Another way of looking at it, however, suggests that the republican campaign was a remarkable success.  The ARM only scored 30% of the vote for the Constitutional Convention, on par with the 27% support for a politician-chosen President.  On that basis, pushing the vote up to 45% was a remarkable feat of persuasion.

Yet polling support for a republic has been significantly ahead of support for the monarchy since 1993.  Which leads to the question, not of how did the official republicans do comparatively well in persuading people to vote for a republic they didn't want, but why the republicans did not offer the people the republic they did want?

The official republicans did a remarkably poor job of arguing against a directly-elected President.  The "Yes" campaign had two clear, and unfortunate, subtexts.  One was yes, we know you want to elect the President but we are not going to give you that option.

This was reinforced by the subtext of ... and we don't trust you to choose the right sort of person to be President.
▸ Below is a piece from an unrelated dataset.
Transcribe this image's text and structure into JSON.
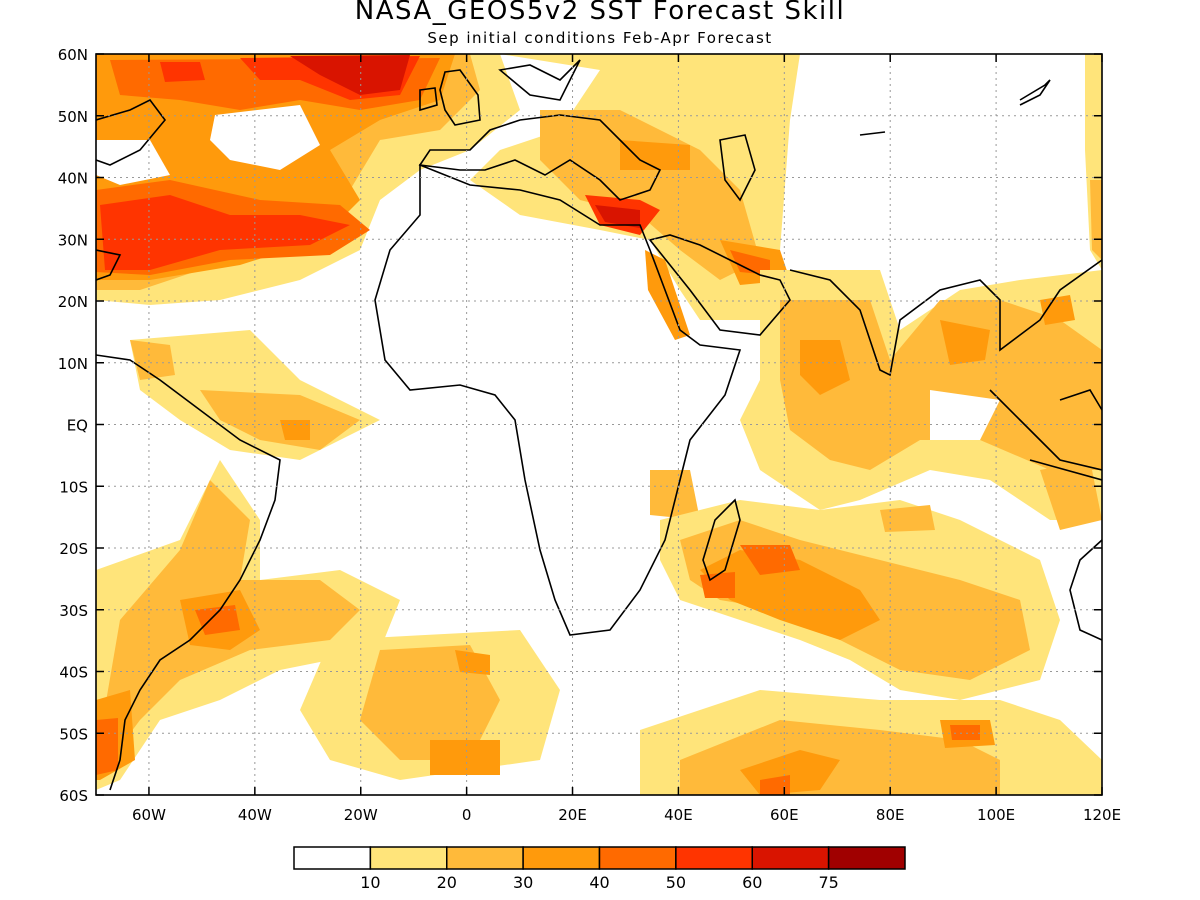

Opinion polling indicated lower income people were particularly strongly against the indirect-election republic, since only popular election of the President enables them to participate:  a result confirmed by the electorate results.  The strong country and outer-State vote against the republic also feeds into this, showing a clear distrust of East Coast urban elites.

It is perfectly clear that there are two Australia's:  an inner city Australia centred in Sydney, Melbourne and Canberra and the rest of Australia.  The fact that the media overwhelmingly lines up on one side and then preaches at the other is not helpful.  One of the best ways to break down the division would be for the Australian media, either directly or through its chosen commentators, to stop preaching:  particularly in such a self-righteous and one-sided way.  Dismissing those who voted No as unpatriotic (before the vote) and as emotional and uneducated (afterwards) just replicates this unsavoury trend.  Given the massive pro-republic media bias, the defeated republicans complaining about an "uneducated" public is a double criticism of themselves and their media supporters.

The republican proposal was clearly not without significant flaws.  The instantly-sackable President was not a positive feature.  Nor was requiring the President to follow advice from the Prime Minister, Executive Council or Minister without any indication of what happened if they disagreed.  Importing into the Constitution terms -- reserve power, convention -- of uncertain ambit was another legal minefield, the result of which would have been to make it quite unclear when Presidential actions were or were not subject to High Court oversight.  But the republicans were under no real pressure to get their hodge-podge proposal right since the media could be, and was, relied upon to avert such scrutiny.

Which suggests a major reason why the republicans served up a republic that the people did not want -- they thought the massed ranks of media support would be enough.  Clearly, it wasn't.  But what does such a calculation say about the Australian media?